Судьба одной картины потянула меня на вернисаж. Я видел ее в мастерской художника и принимал участие в совещании, выставлять ее теперь или погодить. Казалось, с одной стороны, что эту картину, по сюжету военную, публика неминуемо будет судить по войне, а не по искусству. А с другой стороны, выходило и так, что если пережитое нами
во время войны сольется с замыслом художника, что если это не Петрова-Водкина, а наша собственная картина окажется, то как же ее не выставлять?Как-то раз говорю одному знакомому, что вот картина есть замечательная, три года сидел над ней художник.
– Сюжет?
– Война.
– И он приемлет войну?
Такой человек был решительный, что я побоялся, и говорю:
– Нет, не приемлет.
И стал об этом раздумывать. Пушек на картине нет, аэропланов, убитых и всего только два раненых: вождь – прапорщик, центральная фигура, смертельно, и один солдатик, который, можно думать, потом вылечится. Словом, батального очень мало, но сказать, что вовсе нет, тоже не совсем верно: линия солдат со сверлящими глазами, с ружьями наперевес идет в атаку. А в то же время и не батально: земля под ними не та земля, из-за которой дерутся, а чудесно преображенная земля – мать-пустыня. Лицо у смертельно раненного – лицо существа высокого на земле: человека.
Мой собеседник спросил:
– Так он войну не приемлет?
– Нет, – говорю, – войну не приемлет.
Не согласился он со мной. Одним словом, волнение художника перед выставкой передалось мне. И как узнал, что картина выставляется, как же тут не идти на вернисаж.
Иду на выставку и представляю себе перед картиной толпу приемлющих и не приемлющих в согласии: один будет толковать ее батально – и что же? Там батально все верно. А не приемлющим тоже хорошо: не радость же войны изображена на картине. Мастерство остановит эстетов. Среди всех них какая-нибудь женщина в трауре узнает своего любимого и. «Вот, может быть, из-за этого картину надо бы подождать выставлять», – раздумывал я.
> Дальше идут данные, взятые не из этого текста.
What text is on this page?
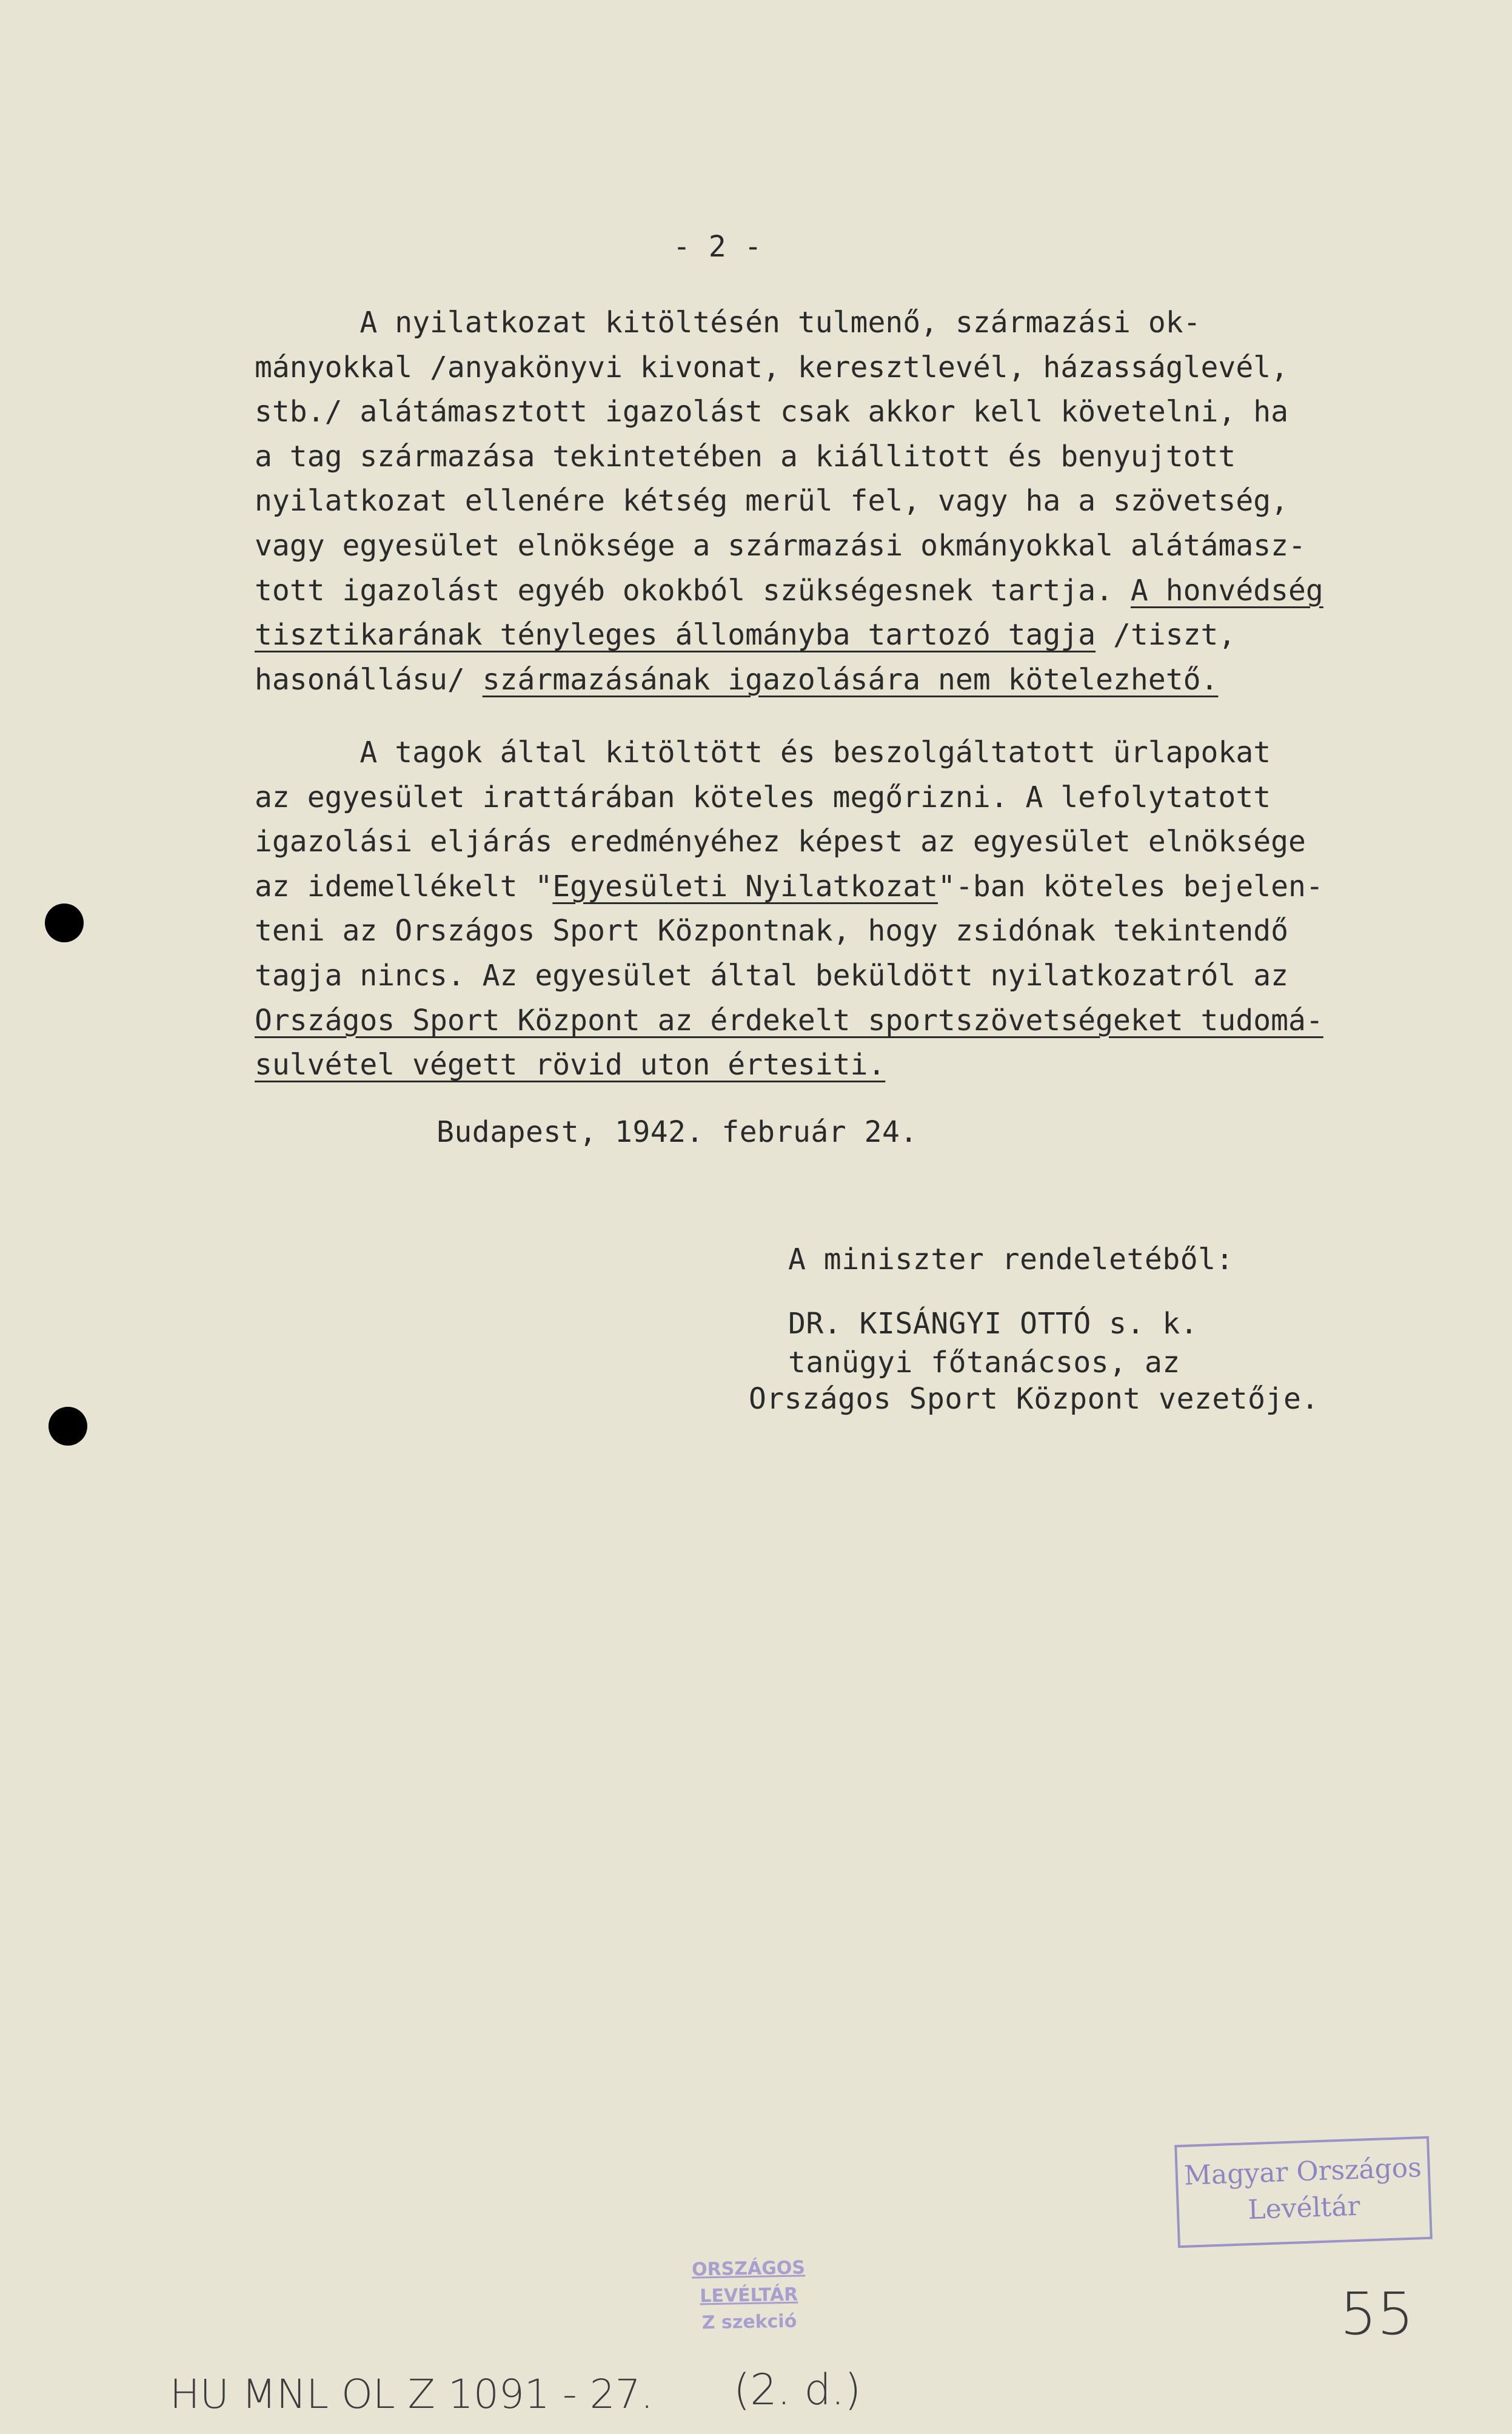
- 2 -
A nyilatkozat kitöltésén tulmenő, származási ok-
mányokkal /anyakönyvi kivonat, keresztlevél, házasságlevél,
stb./ alátámasztott igazolást csak akkor kell követelni, ha
a tag származása tekintetében a kiállitott és benyujtott
nyilatkozat ellenére kétség merül fel, vagy ha a szövetség,
vagy egyesület elnöksége a származási okmányokkal alátámasz-
tott igazolást egyéb okokból szükségesnek tartja. A honvédség
tisztikarának tényleges állományba tartozó tagja /tiszt,
hasonállásu/ származásának igazolására nem kötelezhető.
A tagok által kitöltött és beszolgáltatott ürlapokat
az egyesület irattárában köteles megőrizni. A lefolytatott
igazolási eljárás eredményéhez képest az egyesület elnöksége
az idemellékelt "Egyesületi Nyilatkozat"-ban köteles bejelen-
teni az Országos Sport Központnak, hogy zsidónak tekintendő
tagja nincs. Az egyesület által beküldött nyilatkozatról az
Országos Sport Központ az érdekelt sportszövetségeket tudomá-
sulvétel végett rövid uton értesiti.
Budapest, 1942. február 24.
A miniszter rendeletéből:
DR. KISÁNGYI OTTÓ s. k.
tanügyi főtanácsos, az
Országos Sport Központ vezetője.
Magyar Országos
Levéltár
ORSZÁGOS LEVÉLTÁR
Z szekció	55
HU MNL OL Z 1091 - 27. (2. d.)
И оказалось совершенно другое, потому что я никогда не бывал на вернисажах. Собралось тут народу столько, что картин почти совершенно не видно. И какой народ? И разговор не о картинах, а о разном, что вчера видели и слышали о премьере в одном театре, в другом, о «Маскараде», о Мейерхольде, об оккультизме.
С трудом нахожу я «нашу картину», мало толпятся возле нее.
– Что это? – говорят о смертельно раненном.
– Дон-Кихот!
– Лицо иконографическое.
– А какое художественное разрешение?
– Война!
И переходят к другому. Но другое тоже только на мгновение показывается, то заслонили, переходят к третьему, к четвертому. И так как-то все кругом, и кажется, что вернисаж значит водоворот.
Картина в этот водоворот не попала, завтра ее узнают, оценят другие, но в этот водоворот она не попала: она слишком серьезна.
Вышло не так, как хотелось, но вышло к хорошему. Вы меня поймете, если представите любимое произведение как любимое существо в водовороте: сегодня оно предстало на мгновенье, удивило, но кого удивило? Предстало и погрузилось, а потом вынырнуло вверх тормашками, потом боком, потом рука, нога, нос. И главная беда в том, как хорошенько подумаешь, что не любимое это существо ныряет в водовороте, а сам ныряешь в этой праздной толпе.
Уходя с выставки, говорю знакомому, что никогда в жизни своей не приду на вернисаж.
– Придете, – спокойно говорит он.
И, должно быть, приду: затянуло меня.
На Марсовом поле, вспоминаю, что-то, где-то тут было похожее…
Тут было это. Скэтинг-ринг и вернисаж – это очень похоже. Там тоже шло все кругом. Толпа, залитая светом электричества, в пыли мастики, пахнущая пудрой, потом, духами, мчится очень скоро по кругу, не находя себе выхода: свыше было ведено неким злым существам вселиться в них и низвергнуться, но выхода не было нигде, чтобы низвергнуться, и одержимые мчались по кругу, не находя себе выхода.